When I got back to Chaing Mai and was able to get some WIFI, I researched a bit more about Thailand Elephant Conservation Center (home to more than 50 elephants) and Wanalee herself. TECC was founded in 1993 by the government of Thailand (Thailand’s only government-owned elephant camp) and has close ties to the Royal Family as TECC takes care of six (of ten) of the King’s royal “white” elephants. Because of the ties with the government, many school children get to visit and learn about elephants and conservation. TECC was the first place in Thailand where elephants learned how to paint. TECC plays a big role in creating public awareness about elephants and aims to improve the quality of care given to elephants here in Thailand and around the world. TECC is also involved in elephant research focusing on reproduction and the movement of animals. I was shocked to find out that Wanalee herself is also considered a “royal elephant” as she was adopted by Her Royal Highness Princess Galayani, the elder sister of His Majesty the King of Thailand… thus she is often referred to as the princess. Her nickname (princess) goes along with her personality which was very evident over the three days that I spent with her–she loves her bananas and the staff seems to absolutely love her… so they sneak her a few extra after the shows! She also loves her baths… and often doesn’t want to come out for the show… she would rather play in the water and eat bananas all day! But she has the sweetest personality so everyone loves her anyways! I also found out that Wanalee is considered one of the top three elephant artists in the world and her paintings have had international fame… dang! She was the best selling elephant artist from 2005-2009 and continues to be in the top 3 each year. She paints both abstract and realistic works. One of her paintings sold for more than 1,000 pounds (about $1700 or more depending on date of the purchase) at Bloxham’s Gallery in London. Little did I know that I spent a few days with Thailand Royalty!

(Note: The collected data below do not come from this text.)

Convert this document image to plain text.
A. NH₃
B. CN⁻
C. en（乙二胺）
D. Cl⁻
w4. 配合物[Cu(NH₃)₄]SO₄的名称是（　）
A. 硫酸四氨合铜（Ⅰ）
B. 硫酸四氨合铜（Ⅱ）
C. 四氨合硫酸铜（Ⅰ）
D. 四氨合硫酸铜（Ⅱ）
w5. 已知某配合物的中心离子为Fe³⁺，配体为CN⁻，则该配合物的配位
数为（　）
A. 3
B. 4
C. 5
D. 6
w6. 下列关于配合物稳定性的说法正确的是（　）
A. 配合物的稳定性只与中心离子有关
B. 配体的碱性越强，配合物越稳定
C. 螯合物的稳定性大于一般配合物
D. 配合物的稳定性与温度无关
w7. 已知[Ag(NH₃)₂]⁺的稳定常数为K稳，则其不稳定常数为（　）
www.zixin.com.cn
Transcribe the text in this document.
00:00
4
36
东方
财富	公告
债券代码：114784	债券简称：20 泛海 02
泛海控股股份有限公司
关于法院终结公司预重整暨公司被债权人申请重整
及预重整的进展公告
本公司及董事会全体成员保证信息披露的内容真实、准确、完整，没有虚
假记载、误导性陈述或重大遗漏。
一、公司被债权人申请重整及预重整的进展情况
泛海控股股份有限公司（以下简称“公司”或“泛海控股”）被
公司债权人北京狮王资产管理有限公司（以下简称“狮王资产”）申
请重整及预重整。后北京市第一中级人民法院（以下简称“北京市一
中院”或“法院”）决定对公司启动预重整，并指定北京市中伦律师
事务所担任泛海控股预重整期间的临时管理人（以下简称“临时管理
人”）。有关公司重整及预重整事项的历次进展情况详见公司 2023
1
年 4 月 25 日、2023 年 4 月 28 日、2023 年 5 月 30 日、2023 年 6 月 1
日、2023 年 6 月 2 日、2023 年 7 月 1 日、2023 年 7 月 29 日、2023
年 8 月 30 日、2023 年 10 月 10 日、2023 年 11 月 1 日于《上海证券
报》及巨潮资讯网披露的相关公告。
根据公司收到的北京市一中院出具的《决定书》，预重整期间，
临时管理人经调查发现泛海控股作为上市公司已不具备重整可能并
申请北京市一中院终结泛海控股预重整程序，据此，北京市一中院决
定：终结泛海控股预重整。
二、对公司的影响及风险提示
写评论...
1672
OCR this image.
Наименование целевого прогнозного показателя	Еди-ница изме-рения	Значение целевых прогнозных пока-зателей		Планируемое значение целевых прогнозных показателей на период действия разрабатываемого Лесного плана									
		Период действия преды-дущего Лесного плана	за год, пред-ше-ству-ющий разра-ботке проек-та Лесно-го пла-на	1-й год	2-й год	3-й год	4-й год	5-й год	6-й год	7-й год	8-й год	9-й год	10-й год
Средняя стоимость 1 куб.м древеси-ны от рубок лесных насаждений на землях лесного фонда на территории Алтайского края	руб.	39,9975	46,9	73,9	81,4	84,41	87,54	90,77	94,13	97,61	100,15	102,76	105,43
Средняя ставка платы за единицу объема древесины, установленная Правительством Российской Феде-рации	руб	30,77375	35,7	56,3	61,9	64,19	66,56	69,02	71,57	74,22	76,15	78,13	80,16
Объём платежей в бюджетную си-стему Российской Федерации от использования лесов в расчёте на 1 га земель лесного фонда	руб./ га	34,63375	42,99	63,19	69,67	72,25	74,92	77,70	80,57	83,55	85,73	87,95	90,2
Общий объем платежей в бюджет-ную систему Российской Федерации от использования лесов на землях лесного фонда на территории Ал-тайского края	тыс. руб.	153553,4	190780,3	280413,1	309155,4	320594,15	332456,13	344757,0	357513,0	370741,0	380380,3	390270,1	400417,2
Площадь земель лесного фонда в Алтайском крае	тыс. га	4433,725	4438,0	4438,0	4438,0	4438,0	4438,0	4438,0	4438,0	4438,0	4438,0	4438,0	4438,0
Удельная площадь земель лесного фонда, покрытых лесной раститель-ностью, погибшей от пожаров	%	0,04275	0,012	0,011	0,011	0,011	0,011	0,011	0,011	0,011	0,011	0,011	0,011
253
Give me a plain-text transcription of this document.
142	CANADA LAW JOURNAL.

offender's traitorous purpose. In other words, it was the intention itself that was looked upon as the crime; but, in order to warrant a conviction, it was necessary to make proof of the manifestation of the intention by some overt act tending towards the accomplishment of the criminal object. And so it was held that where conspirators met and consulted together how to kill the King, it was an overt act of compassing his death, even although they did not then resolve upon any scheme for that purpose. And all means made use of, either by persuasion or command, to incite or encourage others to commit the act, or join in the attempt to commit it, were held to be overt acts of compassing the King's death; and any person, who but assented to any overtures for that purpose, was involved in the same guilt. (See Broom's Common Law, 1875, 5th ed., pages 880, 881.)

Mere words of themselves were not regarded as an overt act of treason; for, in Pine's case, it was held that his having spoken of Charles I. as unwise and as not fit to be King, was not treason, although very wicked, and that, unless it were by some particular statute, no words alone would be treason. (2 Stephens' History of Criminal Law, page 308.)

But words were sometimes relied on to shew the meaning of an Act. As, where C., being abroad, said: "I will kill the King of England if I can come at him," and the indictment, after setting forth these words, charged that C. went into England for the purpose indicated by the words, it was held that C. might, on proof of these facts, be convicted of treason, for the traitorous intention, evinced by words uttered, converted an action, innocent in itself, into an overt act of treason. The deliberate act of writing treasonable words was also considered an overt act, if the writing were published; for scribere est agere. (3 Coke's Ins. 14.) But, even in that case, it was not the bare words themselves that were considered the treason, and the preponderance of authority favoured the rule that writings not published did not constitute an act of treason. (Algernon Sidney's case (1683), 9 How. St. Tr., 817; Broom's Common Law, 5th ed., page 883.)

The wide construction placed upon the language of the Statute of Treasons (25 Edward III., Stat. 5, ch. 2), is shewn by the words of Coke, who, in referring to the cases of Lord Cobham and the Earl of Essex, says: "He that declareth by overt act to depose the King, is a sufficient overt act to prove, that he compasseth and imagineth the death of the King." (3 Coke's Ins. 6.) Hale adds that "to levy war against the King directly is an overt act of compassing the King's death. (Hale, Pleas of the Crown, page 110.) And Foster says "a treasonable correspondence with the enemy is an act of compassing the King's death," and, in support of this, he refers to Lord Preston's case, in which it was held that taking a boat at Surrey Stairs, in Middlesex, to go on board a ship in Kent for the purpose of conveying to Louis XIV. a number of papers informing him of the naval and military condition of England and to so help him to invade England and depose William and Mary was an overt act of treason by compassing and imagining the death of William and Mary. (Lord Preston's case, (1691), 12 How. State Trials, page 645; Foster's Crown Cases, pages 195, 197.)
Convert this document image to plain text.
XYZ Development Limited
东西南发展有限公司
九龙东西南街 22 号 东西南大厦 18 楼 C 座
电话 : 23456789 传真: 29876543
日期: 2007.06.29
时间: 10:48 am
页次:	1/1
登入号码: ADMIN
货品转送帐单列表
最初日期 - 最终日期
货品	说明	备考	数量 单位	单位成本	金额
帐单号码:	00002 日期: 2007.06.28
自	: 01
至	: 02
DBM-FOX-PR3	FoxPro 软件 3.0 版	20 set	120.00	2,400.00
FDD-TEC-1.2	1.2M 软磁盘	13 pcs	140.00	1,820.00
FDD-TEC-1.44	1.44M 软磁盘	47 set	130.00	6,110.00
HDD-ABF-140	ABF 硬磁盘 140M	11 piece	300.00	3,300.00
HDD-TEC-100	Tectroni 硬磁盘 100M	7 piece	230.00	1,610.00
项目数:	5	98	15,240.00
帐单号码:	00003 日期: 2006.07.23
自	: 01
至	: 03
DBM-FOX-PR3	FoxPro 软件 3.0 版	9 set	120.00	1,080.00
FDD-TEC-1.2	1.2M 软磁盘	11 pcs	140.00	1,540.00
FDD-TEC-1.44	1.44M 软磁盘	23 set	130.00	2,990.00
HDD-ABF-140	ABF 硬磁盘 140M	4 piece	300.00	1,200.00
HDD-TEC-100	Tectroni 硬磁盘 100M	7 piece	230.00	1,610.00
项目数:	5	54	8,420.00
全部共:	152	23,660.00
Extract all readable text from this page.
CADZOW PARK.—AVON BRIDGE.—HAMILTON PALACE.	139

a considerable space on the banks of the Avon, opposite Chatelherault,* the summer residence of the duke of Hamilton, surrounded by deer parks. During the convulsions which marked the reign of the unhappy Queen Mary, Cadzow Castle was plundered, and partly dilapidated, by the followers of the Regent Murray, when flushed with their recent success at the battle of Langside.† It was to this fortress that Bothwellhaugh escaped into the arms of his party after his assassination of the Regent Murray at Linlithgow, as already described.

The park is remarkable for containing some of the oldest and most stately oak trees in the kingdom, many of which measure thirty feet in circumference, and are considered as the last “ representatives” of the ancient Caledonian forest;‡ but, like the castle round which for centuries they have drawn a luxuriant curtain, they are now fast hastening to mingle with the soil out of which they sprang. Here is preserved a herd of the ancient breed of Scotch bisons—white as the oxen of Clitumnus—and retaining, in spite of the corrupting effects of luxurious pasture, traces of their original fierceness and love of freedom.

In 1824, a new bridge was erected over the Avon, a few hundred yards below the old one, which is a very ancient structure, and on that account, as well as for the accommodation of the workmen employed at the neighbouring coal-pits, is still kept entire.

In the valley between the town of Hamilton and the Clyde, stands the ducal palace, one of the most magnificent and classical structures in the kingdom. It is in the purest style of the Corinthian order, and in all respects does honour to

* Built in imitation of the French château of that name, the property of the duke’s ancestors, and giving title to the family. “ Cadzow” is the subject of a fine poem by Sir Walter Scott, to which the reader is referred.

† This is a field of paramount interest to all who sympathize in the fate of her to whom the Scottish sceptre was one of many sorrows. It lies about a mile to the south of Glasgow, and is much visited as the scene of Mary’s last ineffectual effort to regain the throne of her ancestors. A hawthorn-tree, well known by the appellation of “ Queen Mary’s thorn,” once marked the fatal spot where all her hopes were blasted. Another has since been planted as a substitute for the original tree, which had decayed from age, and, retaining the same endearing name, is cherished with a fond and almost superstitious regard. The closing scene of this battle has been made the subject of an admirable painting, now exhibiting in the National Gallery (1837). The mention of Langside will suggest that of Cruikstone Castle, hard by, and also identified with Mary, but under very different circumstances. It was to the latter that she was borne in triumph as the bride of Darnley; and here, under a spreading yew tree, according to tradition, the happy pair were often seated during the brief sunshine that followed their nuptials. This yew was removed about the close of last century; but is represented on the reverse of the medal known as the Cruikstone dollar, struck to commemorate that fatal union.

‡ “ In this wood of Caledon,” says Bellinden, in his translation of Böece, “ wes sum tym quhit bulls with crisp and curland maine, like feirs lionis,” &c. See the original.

Elephant camp was spectacular–three days that I’ll never forget! I had a wonderful elephant and mahout which made the entire experience that much better. I still have to figure out how I can get an elephant on the plane as I’m not sure it will fit under my seat or in the overhead bins as my carryon… fortunately I still have about a week and a half to figure it all out!
Tomorrow I’m off to Laos for more adventures!